Machiavel au parti socialiste

L’épisode se termine, mais j’ai été vraiment impressionné par la dureté du combat entre Ségolène Royal et Martine Aubry. J’ai été encore plus étonné de la tenacité incroyable de Ségolène Royal, de sa détermination à prendre la tête d’un parti moribond, divisé sur à peu près tous les grands sujets de politique.

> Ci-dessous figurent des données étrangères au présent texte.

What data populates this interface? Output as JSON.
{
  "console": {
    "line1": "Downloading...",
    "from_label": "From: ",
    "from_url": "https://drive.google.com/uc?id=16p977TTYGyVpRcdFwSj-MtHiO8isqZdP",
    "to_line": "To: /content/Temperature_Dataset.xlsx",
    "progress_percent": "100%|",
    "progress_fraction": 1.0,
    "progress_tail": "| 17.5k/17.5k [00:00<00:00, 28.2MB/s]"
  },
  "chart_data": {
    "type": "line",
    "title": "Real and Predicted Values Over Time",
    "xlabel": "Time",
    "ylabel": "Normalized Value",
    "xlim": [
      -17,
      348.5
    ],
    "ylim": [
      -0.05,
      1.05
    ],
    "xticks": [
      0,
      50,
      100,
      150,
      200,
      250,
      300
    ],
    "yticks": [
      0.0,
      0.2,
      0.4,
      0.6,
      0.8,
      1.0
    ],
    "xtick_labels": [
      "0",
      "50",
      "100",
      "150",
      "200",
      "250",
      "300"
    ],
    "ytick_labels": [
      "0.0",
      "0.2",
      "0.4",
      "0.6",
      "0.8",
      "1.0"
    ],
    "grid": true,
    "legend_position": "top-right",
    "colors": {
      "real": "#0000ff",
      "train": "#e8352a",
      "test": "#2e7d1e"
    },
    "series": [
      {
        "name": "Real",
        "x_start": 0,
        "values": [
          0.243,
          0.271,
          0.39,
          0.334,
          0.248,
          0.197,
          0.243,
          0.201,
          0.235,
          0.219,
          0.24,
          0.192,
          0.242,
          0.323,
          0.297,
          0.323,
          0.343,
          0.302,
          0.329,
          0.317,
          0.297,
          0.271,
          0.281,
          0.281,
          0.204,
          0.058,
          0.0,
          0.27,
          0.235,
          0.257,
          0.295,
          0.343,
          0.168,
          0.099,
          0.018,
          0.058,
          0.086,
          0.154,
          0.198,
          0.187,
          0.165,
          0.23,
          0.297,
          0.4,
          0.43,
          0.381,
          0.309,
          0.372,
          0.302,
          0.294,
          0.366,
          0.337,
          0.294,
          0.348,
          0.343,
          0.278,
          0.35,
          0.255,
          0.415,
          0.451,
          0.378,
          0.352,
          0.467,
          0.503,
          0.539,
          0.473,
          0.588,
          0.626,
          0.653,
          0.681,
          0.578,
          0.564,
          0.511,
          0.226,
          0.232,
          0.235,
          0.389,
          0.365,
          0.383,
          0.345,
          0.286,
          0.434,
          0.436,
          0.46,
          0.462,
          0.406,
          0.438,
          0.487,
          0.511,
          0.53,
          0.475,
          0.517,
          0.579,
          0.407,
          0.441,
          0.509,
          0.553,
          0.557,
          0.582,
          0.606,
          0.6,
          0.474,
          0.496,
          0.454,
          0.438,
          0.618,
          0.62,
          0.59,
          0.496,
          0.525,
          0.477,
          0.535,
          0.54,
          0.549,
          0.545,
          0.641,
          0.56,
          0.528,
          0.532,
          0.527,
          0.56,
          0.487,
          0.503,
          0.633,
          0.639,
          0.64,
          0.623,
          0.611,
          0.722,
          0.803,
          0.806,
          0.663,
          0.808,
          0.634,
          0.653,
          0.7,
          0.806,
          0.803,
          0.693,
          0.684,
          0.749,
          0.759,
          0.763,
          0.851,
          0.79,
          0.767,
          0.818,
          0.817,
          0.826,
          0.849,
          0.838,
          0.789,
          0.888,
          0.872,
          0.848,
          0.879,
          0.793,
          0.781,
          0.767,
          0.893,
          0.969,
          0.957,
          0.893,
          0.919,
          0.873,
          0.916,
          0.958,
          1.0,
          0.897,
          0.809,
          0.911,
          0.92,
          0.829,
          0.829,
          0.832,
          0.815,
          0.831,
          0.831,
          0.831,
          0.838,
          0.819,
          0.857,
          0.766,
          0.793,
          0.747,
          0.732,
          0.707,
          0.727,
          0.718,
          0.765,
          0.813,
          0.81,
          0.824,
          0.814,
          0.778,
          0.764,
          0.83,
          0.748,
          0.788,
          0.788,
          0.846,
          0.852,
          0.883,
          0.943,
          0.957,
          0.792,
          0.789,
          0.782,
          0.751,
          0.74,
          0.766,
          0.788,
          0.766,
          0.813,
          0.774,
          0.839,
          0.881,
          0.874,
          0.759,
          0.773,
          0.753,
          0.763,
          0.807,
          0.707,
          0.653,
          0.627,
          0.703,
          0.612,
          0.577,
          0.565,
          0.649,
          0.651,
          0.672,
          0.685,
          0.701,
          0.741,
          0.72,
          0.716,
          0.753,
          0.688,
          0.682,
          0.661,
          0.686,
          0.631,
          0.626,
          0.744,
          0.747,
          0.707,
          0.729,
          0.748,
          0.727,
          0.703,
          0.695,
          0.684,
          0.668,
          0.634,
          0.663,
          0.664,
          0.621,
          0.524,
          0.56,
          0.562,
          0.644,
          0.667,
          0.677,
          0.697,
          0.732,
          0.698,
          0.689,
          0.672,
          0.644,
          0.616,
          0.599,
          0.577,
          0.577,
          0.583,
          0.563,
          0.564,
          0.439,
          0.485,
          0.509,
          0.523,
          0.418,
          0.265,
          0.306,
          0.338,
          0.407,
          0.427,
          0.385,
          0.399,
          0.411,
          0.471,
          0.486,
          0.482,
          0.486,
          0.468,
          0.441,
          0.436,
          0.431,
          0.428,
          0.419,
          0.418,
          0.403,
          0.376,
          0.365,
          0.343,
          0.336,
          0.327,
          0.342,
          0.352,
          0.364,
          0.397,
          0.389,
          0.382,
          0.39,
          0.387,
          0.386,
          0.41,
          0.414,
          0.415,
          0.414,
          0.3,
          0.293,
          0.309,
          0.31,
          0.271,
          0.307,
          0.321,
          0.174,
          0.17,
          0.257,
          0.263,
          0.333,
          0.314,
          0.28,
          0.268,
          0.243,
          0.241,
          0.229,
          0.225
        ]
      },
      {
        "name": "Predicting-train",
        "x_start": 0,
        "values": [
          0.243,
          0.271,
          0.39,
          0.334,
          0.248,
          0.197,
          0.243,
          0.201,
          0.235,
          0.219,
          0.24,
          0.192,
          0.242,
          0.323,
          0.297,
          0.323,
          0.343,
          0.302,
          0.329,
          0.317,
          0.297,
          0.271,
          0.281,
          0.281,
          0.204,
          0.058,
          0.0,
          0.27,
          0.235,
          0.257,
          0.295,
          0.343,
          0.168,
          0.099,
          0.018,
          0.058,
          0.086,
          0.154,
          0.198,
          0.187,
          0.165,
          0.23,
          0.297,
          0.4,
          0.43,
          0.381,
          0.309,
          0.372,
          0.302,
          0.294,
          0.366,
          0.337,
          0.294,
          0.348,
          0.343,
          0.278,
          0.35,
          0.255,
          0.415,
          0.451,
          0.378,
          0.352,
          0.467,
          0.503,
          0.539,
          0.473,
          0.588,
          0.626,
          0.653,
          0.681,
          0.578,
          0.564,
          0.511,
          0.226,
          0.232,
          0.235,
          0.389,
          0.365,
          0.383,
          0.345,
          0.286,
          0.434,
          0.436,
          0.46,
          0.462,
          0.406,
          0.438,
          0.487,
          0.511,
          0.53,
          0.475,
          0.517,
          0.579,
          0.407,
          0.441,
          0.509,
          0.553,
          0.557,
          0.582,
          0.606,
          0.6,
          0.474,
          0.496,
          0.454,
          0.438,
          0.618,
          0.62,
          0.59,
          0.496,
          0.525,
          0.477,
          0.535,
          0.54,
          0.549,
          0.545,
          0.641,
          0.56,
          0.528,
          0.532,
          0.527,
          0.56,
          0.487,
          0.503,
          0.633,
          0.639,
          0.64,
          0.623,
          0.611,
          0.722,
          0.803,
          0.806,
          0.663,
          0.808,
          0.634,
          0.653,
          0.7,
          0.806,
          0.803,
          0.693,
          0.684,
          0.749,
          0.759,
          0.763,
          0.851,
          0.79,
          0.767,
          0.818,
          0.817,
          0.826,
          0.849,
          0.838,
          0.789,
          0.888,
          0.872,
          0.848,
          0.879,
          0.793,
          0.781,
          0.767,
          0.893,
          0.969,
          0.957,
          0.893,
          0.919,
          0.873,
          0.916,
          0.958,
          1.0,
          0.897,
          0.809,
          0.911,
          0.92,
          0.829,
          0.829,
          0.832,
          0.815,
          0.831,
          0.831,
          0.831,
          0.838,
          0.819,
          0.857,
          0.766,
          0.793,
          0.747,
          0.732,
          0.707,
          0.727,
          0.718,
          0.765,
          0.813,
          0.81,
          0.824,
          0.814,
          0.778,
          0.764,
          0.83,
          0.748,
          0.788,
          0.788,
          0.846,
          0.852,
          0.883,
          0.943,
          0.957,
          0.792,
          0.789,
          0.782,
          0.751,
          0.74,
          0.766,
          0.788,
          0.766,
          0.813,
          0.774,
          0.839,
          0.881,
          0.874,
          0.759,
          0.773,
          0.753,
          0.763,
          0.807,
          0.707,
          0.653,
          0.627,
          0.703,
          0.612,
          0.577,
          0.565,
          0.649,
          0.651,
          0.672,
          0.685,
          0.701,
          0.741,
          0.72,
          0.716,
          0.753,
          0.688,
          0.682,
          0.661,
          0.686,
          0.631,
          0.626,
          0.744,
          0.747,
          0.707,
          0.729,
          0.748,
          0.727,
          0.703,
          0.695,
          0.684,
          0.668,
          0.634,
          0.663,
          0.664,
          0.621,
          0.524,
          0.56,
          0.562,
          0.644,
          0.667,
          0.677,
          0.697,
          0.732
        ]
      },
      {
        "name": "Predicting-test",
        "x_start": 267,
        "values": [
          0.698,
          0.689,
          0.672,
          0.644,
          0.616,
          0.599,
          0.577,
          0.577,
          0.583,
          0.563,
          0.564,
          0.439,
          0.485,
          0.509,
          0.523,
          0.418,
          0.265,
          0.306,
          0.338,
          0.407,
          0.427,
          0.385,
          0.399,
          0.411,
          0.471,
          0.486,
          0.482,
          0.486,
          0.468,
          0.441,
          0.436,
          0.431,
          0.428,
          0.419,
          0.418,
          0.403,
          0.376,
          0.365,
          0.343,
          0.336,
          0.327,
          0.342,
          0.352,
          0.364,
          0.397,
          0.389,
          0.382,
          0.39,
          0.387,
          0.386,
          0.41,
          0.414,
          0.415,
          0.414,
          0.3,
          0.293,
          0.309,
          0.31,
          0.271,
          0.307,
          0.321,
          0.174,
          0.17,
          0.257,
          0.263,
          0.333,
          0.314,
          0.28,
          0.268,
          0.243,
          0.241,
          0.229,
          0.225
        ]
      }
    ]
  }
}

Franchement, quand on a des ambitions présidentielles, quel intérêt peut-on avoir à diriger un parti qui s’apprête à traverser un long, très long désert avant de renouer avec la victoire?
Autre question que je me pose là-tout-de-suite-maintenant : comment peut-on confier l’arbitrage d’un scrutin que l’on conteste à un membre du parti (Daniel Vaillant) qui soutenait Delanoë et donc au final Aubry? Pourquoi ne pas confier la tâche à un cabinet indépendant?
J’ai jamais rien compris au PS. Je n’y comprends toujours rien. La seule chose que je retiens, c’est qu’en matière de communication, Ségolène Royal reste quand même une sorte de référence ultime : elle, la perdante, finit de se forger son image de femme de fer, seule contre tous. Pendant ce temps là, la gagnante va devoir assumer les échecs de son parti sur les deux années à venir. Bien joué.
29 novembre 2008 à 20:30
Salut Antton,
J’aime toujours autant ta façon d’analiser l’actualité!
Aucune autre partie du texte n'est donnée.